Well, Mikael, I suggest you first clarify for yourself (and for your sponsors, among those me), how you distinguish historical entity from entity, because if you can’t, you have no case.
I can tell the difference between them (and also have done), but this is also the reason why I don’t run a “research project” that is “interested in such things as what it means to be a historical entity”. Why be interested in “such things as what it means to be a historical entity” if one knows “what it means to be a historical entity”?
I suggest that you, Mikael, change the aim of your “research project” to ‘finding out how one can be decieved into an approach (i.e., cladism) that questions with the answers and answers with the questions’. The problem is namely not what a historical entity is, but what a clade is, and the answer is: a conceptual confusion of pattern and process (i.e., of the specific with the generic, or of space with time). Your present “research project” can, as far as I can understand, not reach any other goal than to decieve your sponsors and boost your career to professor: a professor in trying to understand conceptual confusion from the confused aspect.

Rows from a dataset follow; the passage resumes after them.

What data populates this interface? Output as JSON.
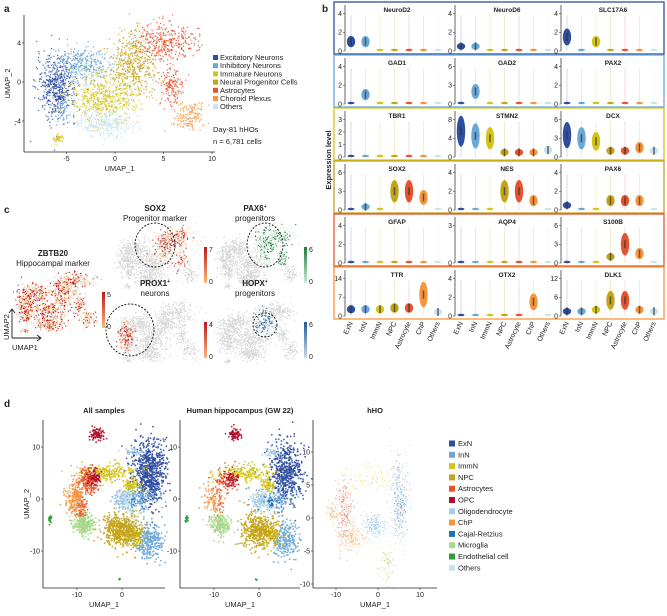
{
  "cell_colors": {
    "ExN": "#2e4ea1",
    "InN": "#6aa8d8",
    "ImmN": "#d4c419",
    "NPC": "#c4a418",
    "Astrocyte": "#e8532f",
    "ChP": "#f7953b",
    "Others": "#c5e3f0",
    "OPC": "#b0102a",
    "Oligodendrocyte": "#a9cde6",
    "Cajal-Retzius": "#1f6fb5",
    "Microglia": "#a6d98a",
    "Endothelial cell": "#2e9b36"
  },
  "chart_data": [
    {
      "panel": "a",
      "type": "scatter",
      "xlabel": "UMAP_1",
      "ylabel": "UMAP_2",
      "xticks": [
        -5,
        0,
        5,
        10
      ],
      "yticks": [
        4,
        0,
        -4
      ],
      "xlim": [
        -9,
        10
      ],
      "ylim": [
        -6,
        6.5
      ],
      "legend": [
        {
          "label": "Excitatory Neurons",
          "key": "ExN"
        },
        {
          "label": "Inhibitory Neurons",
          "key": "InN"
        },
        {
          "label": "Immature Neurons",
          "key": "ImmN"
        },
        {
          "label": "Neural Progenitor Cells",
          "key": "NPC"
        },
        {
          "label": "Astrocytes",
          "key": "Astrocyte"
        },
        {
          "label": "Choroid Plexus",
          "key": "ChP"
        },
        {
          "label": "Others",
          "key": "Others"
        }
      ],
      "annotation": [
        "Day-81 hHOs",
        "n = 6,781 cells"
      ],
      "clusters": [
        {
          "key": "ExN",
          "c": [
            -6,
            -0.5
          ],
          "s": [
            1,
            1.6
          ],
          "n": 500
        },
        {
          "key": "InN",
          "c": [
            -3.5,
            1.8
          ],
          "s": [
            1.5,
            0.9
          ],
          "n": 350
        },
        {
          "key": "InN",
          "c": [
            -5.5,
            -3
          ],
          "s": [
            0.4,
            0.6
          ],
          "n": 60
        },
        {
          "key": "ImmN",
          "c": [
            -1,
            -1.5
          ],
          "s": [
            1.8,
            1.2
          ],
          "n": 550
        },
        {
          "key": "ImmN",
          "c": [
            -5.8,
            -5.8
          ],
          "s": [
            0.3,
            0.2
          ],
          "n": 40
        },
        {
          "key": "NPC",
          "c": [
            2,
            2
          ],
          "s": [
            1.1,
            1.5
          ],
          "n": 450
        },
        {
          "key": "Astrocyte",
          "c": [
            5,
            4
          ],
          "s": [
            1.6,
            1
          ],
          "n": 350
        },
        {
          "key": "Astrocyte",
          "c": [
            5.8,
            -0.5
          ],
          "s": [
            0.6,
            1
          ],
          "n": 150
        },
        {
          "key": "ChP",
          "c": [
            7.5,
            -3.5
          ],
          "s": [
            0.8,
            0.8
          ],
          "n": 150
        },
        {
          "key": "Others",
          "c": [
            -1,
            -4.3
          ],
          "s": [
            1.5,
            0.7
          ],
          "n": 350
        }
      ]
    },
    {
      "panel": "b",
      "type": "violin",
      "ylabel": "Expression level",
      "categories": [
        "ExN",
        "InN",
        "ImmN",
        "NPC",
        "Astrocyte",
        "ChP",
        "Others"
      ],
      "rows": [
        {
          "box_key": "ExN",
          "genes": [
            {
              "name": "NeuroD2",
              "yticks": [
                0,
                2,
                4
              ],
              "values": [
                1,
                1,
                0,
                0,
                0,
                0,
                0
              ]
            },
            {
              "name": "NeuroD6",
              "yticks": [
                0,
                2,
                4
              ],
              "values": [
                0.5,
                0.5,
                0,
                0,
                0,
                0,
                0
              ]
            },
            {
              "name": "SLC17A6",
              "yticks": [
                0,
                2,
                4
              ],
              "values": [
                1.5,
                0,
                1,
                0,
                0,
                0,
                0
              ]
            }
          ]
        },
        {
          "box_key": "InN",
          "genes": [
            {
              "name": "GAD1",
              "yticks": [
                0,
                2,
                4
              ],
              "values": [
                0,
                1,
                0,
                0,
                0,
                0,
                0
              ]
            },
            {
              "name": "GAD2",
              "yticks": [
                0,
                3,
                6
              ],
              "values": [
                0,
                2,
                0,
                0,
                0,
                0,
                0
              ]
            },
            {
              "name": "PAX2",
              "yticks": [
                0,
                2,
                4
              ],
              "values": [
                0,
                0,
                0,
                0,
                0,
                0,
                0
              ]
            }
          ]
        },
        {
          "box_key": "ImmN",
          "genes": [
            {
              "name": "TBR1",
              "yticks": [
                0,
                1,
                2,
                3
              ],
              "values": [
                0,
                0,
                0,
                0,
                0,
                0,
                0
              ]
            },
            {
              "name": "STMN2",
              "yticks": [
                0,
                4,
                8
              ],
              "values": [
                5.5,
                4.5,
                4,
                1,
                1,
                1,
                1.5
              ]
            },
            {
              "name": "DCX",
              "yticks": [
                0,
                3,
                6
              ],
              "values": [
                3.5,
                3,
                2.5,
                1,
                1,
                1.5,
                1
              ]
            }
          ]
        },
        {
          "box_key": "NPC",
          "genes": [
            {
              "name": "SOX2",
              "yticks": [
                0,
                3,
                6
              ],
              "values": [
                0,
                0.5,
                0,
                3,
                3,
                2,
                0
              ]
            },
            {
              "name": "NES",
              "yticks": [
                0,
                2,
                4
              ],
              "values": [
                0,
                0,
                0,
                2,
                2,
                1,
                0
              ]
            },
            {
              "name": "PAX6",
              "yticks": [
                0,
                2,
                4
              ],
              "values": [
                0.5,
                0,
                0,
                1,
                1,
                1,
                0
              ]
            }
          ]
        },
        {
          "box_key": "Astrocyte",
          "genes": [
            {
              "name": "GFAP",
              "yticks": [
                0,
                2,
                4
              ],
              "values": [
                0,
                0,
                0,
                0,
                0,
                0,
                0
              ]
            },
            {
              "name": "AQP4",
              "yticks": [
                0,
                3
              ],
              "values": [
                0,
                0,
                0,
                0,
                0,
                0,
                0
              ]
            },
            {
              "name": "S100B",
              "yticks": [
                0,
                3,
                6
              ],
              "values": [
                0,
                0,
                0,
                1,
                3,
                1.5,
                0
              ]
            }
          ]
        },
        {
          "box_key": "ChP",
          "genes": [
            {
              "name": "TTR",
              "yticks": [
                0,
                7,
                14
              ],
              "values": [
                2.5,
                2.5,
                2.5,
                3,
                3,
                8,
                1.5
              ]
            },
            {
              "name": "OTX2",
              "yticks": [
                0,
                2,
                4
              ],
              "values": [
                0,
                0,
                0,
                0,
                0,
                1.5,
                0
              ]
            },
            {
              "name": "DLK1",
              "yticks": [
                0,
                6,
                12
              ],
              "values": [
                1.5,
                1.5,
                2,
                5,
                5,
                2,
                1.5
              ]
            }
          ]
        }
      ]
    },
    {
      "panel": "c",
      "type": "scatter",
      "axis_labels": [
        "UMAP1",
        "UMAP2"
      ],
      "plots": [
        {
          "gene": "ZBTB20",
          "subtitle": "Hippocampal marker",
          "max": 5,
          "min": 0,
          "color": "#c0161b",
          "low": "#fbb879",
          "hi": "all"
        },
        {
          "gene": "SOX2",
          "subtitle": "Progenitor marker",
          "max": 7,
          "min": 0,
          "color": "#c0161b",
          "low": "#fbb879",
          "hi": "prog"
        },
        {
          "gene": "PAX6",
          "sup": "+",
          "subtitle": "progenitors",
          "max": 6,
          "min": 0,
          "color": "#1e7b3a",
          "low": "#c7ebd9",
          "hi": "prog2"
        },
        {
          "gene": "PROX1",
          "sup": "+",
          "subtitle": "neurons",
          "max": 4,
          "min": 0,
          "color": "#c0161b",
          "low": "#fbb879",
          "hi": "neur"
        },
        {
          "gene": "HOPX",
          "sup": "+",
          "subtitle": "progenitors",
          "max": 6,
          "min": 0,
          "color": "#1d5a96",
          "low": "#cdd9ea",
          "hi": "hopx"
        }
      ]
    },
    {
      "panel": "d",
      "type": "scatter",
      "xlabel": "UMAP_1",
      "ylabel": "UMAP_2",
      "plots": [
        {
          "title": "All samples",
          "xticks": [
            -10,
            0
          ],
          "yticks": [
            10,
            0,
            -10
          ]
        },
        {
          "title": "Human hippocampus (GW 22)",
          "xticks": [
            -10,
            0
          ],
          "yticks": [
            10,
            0,
            -10
          ]
        },
        {
          "title": "hHO",
          "xticks": [
            -10,
            0,
            10
          ],
          "yticks": [
            10,
            5,
            0,
            -5,
            -10
          ]
        }
      ],
      "legend": [
        {
          "label": "ExN",
          "key": "ExN"
        },
        {
          "label": "InN",
          "key": "InN"
        },
        {
          "label": "ImmN",
          "key": "ImmN"
        },
        {
          "label": "NPC",
          "key": "NPC"
        },
        {
          "label": "Astrocytes",
          "key": "Astrocyte"
        },
        {
          "label": "OPC",
          "key": "OPC"
        },
        {
          "label": "Oligodendrocyte",
          "key": "Oligodendrocyte"
        },
        {
          "label": "ChP",
          "key": "ChP"
        },
        {
          "label": "Cajal-Retzius",
          "key": "Cajal-Retzius"
        },
        {
          "label": "Microglia",
          "key": "Microglia"
        },
        {
          "label": "Endothelial cell",
          "key": "Endothelial cell"
        },
        {
          "label": "Others",
          "key": "Others"
        }
      ],
      "clusters": [
        {
          "key": "ExN",
          "c": [
            6,
            5
          ],
          "s": [
            1.8,
            3
          ],
          "n": 700
        },
        {
          "key": "InN",
          "c": [
            6,
            -8
          ],
          "s": [
            1.5,
            1.8
          ],
          "n": 300
        },
        {
          "key": "InN",
          "c": [
            3,
            0
          ],
          "s": [
            2.5,
            1.2
          ],
          "n": 180
        },
        {
          "key": "ImmN",
          "c": [
            -3,
            5
          ],
          "s": [
            3,
            0.8
          ],
          "n": 250
        },
        {
          "key": "ImmN",
          "c": [
            2,
            2.5
          ],
          "s": [
            0.8,
            0.6
          ],
          "n": 80
        },
        {
          "key": "ImmN",
          "c": [
            3,
            -7
          ],
          "s": [
            0.8,
            1.2
          ],
          "n": 100
        },
        {
          "key": "NPC",
          "c": [
            0,
            -6
          ],
          "s": [
            2,
            1.6
          ],
          "n": 600
        },
        {
          "key": "Astrocyte",
          "c": [
            -7.5,
            3.5
          ],
          "s": [
            1.2,
            1.2
          ],
          "n": 200
        },
        {
          "key": "Astrocyte",
          "c": [
            -9,
            -2
          ],
          "s": [
            0.6,
            1.8
          ],
          "n": 100
        },
        {
          "key": "OPC",
          "c": [
            -5.5,
            12.5
          ],
          "s": [
            0.8,
            0.6
          ],
          "n": 90
        },
        {
          "key": "OPC",
          "c": [
            -6,
            4
          ],
          "s": [
            0.8,
            0.8
          ],
          "n": 70
        },
        {
          "key": "Oligodendrocyte",
          "c": [
            0,
            0
          ],
          "s": [
            0.9,
            0.9
          ],
          "n": 80
        },
        {
          "key": "Oligodendrocyte",
          "c": [
            3,
            9
          ],
          "s": [
            1,
            0.4
          ],
          "n": 40
        },
        {
          "key": "ChP",
          "c": [
            -10.5,
            0
          ],
          "s": [
            1,
            1.6
          ],
          "n": 200
        },
        {
          "key": "Cajal-Retzius",
          "c": [
            2.5,
            -0.5
          ],
          "s": [
            0.3,
            0.4
          ],
          "n": 40
        },
        {
          "key": "Microglia",
          "c": [
            -8.5,
            -5
          ],
          "s": [
            1.2,
            1
          ],
          "n": 250
        },
        {
          "key": "Endothelial cell",
          "c": [
            -16,
            -4
          ],
          "s": [
            0.2,
            0.4
          ],
          "n": 25
        },
        {
          "key": "Endothelial cell",
          "c": [
            -0.5,
            -15.5
          ],
          "s": [
            0.1,
            0.1
          ],
          "n": 5
        },
        {
          "key": "Others",
          "c": [
            1.5,
            -1
          ],
          "s": [
            1,
            1.5
          ],
          "n": 80
        }
      ],
      "hho_clusters": [
        {
          "key": "InN",
          "c": [
            5,
            3
          ],
          "s": [
            1.2,
            3
          ],
          "n": 250
        },
        {
          "key": "InN",
          "c": [
            -1,
            -1
          ],
          "s": [
            1.3,
            0.8
          ],
          "n": 150
        },
        {
          "key": "ImmN",
          "c": [
            -2,
            6
          ],
          "s": [
            3,
            1
          ],
          "n": 100
        },
        {
          "key": "Astrocyte",
          "c": [
            -8,
            1
          ],
          "s": [
            1,
            2.5
          ],
          "n": 250
        },
        {
          "key": "ChP",
          "c": [
            -6,
            -3
          ],
          "s": [
            1.5,
            1
          ],
          "n": 150
        },
        {
          "key": "ChP",
          "c": [
            -11,
            1
          ],
          "s": [
            0.8,
            0.8
          ],
          "n": 60
        },
        {
          "key": "ExN",
          "c": [
            5.5,
            2
          ],
          "s": [
            1,
            2.5
          ],
          "n": 80
        },
        {
          "key": "Others",
          "c": [
            0,
            -1.5
          ],
          "s": [
            1.2,
            1
          ],
          "n": 120
        },
        {
          "key": "NPC",
          "c": [
            2,
            -7
          ],
          "s": [
            1,
            1.5
          ],
          "n": 60
        }
      ]
    }
  ],
  "panels": {
    "a": "a",
    "b": "b",
    "c": "c",
    "d": "d"
  }
}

My words may appear harsh against a nice guy like Mikael Härlin, but there is only one way of approaching cladism: to confront it with sense. Cladists have a multitude of reasons for adopting this conceptual confusion ranging from believing in it like a religion to simply favouring one’s own career, but its devastating consequences for sense forces the counteraction against it to having to be clear and concise. There’s no neutral ground between cladism and empirical science; they are each others mirror images.